I had to stop many student jobs and hobbies on the other hand, which affected my life a lot. And it was hard (and still is) starting to do those things again because I lost so much specific knowledge after a year and a half of not doing it. But I’m starting to learn and explore again and I am ready to live a much fuller life now.
13. Have you gone to therapy/wish to go to therapy because of this condition?
I think that I will recover my whole life from the withdrawal. From time to time I cry heavily remembering my worst months and meeting my darkest hidden demons, which is a kind of therapy too.
I believe that my therapy will be all the things that make me happy and touches my soul. I will be recovering through dancing, being with all the people that mean the world to me, hiking (hopefully without the itch) and deep conversations with myself and my closest people from time to time.
I truly started to love myself through that process and that is why I am grateful for it. I believe it was meant for me to overcome TSW and it made me know myself 100 times better.

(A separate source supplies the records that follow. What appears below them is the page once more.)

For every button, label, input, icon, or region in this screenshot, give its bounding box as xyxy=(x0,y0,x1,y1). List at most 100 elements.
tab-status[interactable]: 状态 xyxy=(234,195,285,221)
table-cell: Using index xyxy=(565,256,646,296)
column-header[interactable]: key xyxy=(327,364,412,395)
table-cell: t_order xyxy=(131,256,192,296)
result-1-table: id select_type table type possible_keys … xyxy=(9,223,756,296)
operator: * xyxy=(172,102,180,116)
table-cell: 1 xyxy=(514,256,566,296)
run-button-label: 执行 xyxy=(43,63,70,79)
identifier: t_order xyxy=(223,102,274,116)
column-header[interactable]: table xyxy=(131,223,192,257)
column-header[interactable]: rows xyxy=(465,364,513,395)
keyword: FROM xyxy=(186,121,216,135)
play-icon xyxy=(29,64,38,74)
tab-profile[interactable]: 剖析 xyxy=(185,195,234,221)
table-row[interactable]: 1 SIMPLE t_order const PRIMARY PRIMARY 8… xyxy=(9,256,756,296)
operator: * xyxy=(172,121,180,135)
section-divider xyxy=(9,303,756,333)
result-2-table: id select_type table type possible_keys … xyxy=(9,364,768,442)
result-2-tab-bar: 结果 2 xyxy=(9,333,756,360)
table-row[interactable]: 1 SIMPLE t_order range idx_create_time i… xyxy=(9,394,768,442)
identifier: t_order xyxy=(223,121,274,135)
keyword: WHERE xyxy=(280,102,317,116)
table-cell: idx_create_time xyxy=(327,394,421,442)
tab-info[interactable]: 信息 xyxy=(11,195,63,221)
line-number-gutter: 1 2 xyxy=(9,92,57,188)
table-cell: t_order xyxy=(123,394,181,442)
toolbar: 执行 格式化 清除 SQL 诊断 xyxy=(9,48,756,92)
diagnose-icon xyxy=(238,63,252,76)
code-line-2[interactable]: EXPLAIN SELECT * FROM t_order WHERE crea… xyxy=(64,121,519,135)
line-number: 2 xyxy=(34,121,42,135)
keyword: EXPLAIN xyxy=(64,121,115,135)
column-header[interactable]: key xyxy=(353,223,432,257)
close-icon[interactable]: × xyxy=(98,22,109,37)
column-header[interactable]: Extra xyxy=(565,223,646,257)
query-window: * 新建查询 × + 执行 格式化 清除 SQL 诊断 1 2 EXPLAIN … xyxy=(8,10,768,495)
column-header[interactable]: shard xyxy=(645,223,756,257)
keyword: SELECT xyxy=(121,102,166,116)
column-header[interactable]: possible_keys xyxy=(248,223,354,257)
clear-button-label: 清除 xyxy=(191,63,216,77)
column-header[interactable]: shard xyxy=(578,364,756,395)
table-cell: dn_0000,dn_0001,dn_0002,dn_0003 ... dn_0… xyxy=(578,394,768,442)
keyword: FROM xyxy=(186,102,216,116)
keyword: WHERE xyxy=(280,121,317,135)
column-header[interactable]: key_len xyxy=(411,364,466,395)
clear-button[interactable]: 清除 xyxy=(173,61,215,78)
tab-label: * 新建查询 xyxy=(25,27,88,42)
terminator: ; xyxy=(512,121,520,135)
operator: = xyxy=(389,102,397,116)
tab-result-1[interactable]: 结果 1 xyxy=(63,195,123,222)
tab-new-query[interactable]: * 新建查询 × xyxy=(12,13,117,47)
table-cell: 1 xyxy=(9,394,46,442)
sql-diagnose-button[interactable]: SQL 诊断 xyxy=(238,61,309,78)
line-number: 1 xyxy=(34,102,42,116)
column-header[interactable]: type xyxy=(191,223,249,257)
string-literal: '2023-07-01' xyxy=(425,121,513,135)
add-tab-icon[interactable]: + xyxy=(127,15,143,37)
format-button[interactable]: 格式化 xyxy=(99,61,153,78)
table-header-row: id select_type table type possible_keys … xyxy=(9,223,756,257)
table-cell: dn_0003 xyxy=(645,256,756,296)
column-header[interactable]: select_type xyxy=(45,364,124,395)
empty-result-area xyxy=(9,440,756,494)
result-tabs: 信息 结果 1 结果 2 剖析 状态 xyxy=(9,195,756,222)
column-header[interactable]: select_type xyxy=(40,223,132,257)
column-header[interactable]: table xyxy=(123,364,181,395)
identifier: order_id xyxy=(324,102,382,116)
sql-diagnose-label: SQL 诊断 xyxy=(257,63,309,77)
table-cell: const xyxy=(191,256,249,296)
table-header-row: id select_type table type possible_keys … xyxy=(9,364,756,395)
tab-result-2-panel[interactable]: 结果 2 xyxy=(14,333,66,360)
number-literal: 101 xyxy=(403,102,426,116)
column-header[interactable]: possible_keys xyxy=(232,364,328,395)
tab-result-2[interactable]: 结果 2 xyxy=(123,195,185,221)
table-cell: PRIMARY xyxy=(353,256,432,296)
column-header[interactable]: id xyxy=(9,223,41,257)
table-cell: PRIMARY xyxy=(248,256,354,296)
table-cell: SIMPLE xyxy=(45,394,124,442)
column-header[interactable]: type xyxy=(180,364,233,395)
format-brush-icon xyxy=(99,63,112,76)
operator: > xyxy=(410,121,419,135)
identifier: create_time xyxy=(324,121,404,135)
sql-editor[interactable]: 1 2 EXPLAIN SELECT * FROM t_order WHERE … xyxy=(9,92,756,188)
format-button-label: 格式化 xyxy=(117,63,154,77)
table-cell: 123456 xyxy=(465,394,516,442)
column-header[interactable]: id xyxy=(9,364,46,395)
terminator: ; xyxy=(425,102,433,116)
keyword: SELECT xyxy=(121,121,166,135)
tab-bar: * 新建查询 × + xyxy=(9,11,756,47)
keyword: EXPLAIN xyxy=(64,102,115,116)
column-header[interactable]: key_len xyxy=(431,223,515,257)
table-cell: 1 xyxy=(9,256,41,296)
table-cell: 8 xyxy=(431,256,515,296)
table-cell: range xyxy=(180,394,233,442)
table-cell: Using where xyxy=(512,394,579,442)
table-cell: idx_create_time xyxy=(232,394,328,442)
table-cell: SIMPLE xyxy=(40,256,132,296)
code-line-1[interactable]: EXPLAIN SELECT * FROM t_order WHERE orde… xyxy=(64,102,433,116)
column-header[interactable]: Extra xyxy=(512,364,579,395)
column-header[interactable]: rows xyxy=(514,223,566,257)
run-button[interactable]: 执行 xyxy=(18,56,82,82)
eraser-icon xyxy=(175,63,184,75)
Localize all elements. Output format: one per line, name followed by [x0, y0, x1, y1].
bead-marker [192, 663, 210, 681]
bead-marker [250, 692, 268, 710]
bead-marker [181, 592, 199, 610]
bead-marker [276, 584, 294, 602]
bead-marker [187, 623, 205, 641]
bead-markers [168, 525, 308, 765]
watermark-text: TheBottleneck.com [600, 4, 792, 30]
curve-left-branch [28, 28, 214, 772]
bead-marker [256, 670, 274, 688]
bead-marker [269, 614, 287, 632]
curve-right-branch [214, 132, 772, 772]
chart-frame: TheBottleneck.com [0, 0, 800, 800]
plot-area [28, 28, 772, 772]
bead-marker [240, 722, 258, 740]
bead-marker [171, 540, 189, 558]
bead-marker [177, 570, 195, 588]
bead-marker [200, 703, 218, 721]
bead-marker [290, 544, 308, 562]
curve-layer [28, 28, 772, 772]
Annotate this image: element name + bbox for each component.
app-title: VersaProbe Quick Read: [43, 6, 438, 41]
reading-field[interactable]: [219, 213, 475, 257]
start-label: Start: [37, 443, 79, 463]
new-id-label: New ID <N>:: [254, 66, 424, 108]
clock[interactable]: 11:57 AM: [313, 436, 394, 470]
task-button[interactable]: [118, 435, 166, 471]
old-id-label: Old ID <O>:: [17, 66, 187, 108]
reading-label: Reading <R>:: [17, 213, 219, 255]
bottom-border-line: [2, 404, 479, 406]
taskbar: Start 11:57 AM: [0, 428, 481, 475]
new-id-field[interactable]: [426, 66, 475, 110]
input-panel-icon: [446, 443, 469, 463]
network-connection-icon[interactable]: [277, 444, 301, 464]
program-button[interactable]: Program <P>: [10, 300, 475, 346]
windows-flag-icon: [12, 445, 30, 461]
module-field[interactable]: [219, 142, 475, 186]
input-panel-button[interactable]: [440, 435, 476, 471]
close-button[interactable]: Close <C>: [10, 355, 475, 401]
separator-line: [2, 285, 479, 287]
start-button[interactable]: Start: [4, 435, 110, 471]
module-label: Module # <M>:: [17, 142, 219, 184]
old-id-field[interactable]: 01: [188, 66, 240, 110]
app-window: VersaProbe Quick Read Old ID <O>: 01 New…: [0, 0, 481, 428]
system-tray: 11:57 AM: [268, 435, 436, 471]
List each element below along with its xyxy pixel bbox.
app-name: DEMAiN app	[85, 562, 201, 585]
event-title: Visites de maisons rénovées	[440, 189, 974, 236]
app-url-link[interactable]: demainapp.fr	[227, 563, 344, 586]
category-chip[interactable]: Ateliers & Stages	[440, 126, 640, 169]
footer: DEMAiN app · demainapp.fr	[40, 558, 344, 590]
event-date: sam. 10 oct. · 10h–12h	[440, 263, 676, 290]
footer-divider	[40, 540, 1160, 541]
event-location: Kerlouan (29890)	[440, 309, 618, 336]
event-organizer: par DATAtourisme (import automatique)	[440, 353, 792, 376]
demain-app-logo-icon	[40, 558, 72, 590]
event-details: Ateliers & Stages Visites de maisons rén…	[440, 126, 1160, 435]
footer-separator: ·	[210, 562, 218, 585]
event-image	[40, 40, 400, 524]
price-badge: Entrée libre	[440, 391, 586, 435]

I see my path now. And I’m ready to start walking it.
14. If there is one thing you could say to another sufferer, what would it be?
You are strong and very brave. Don’t ever doubt about that. If life had thrown you into that terrible process, you had to be strong and brave enough to fight it, why else would you be the one thrown there? Don’t step on the path towards healing in the role of the victim, but tell yourself that you can do it, that you are a victor!! Embrace the pain and love yourself deeply through that process. It is not fair, it could be prevented, but don’t stress about that through your darkest nights. Focus on surviving, do all you have to do to come through. And remember, it becomes EASIER and it ENDS eventually. IT REALY DOES!
Be grateful for having the symptoms that won’t last your whole life, but ‘just’ a few years. That may sound negative, but it really puts things in perspective. It could be worse! You can always be grateful for something, and that makes life (and even the symptoms) much more tolerable. Be your own comforting inner voice saying: ‘I am strong, I am beautiful, I can do anything, I will manage the next minute / hour / day and I will NEVER give up!’
Spectacular, Maja! Thank you for your interview!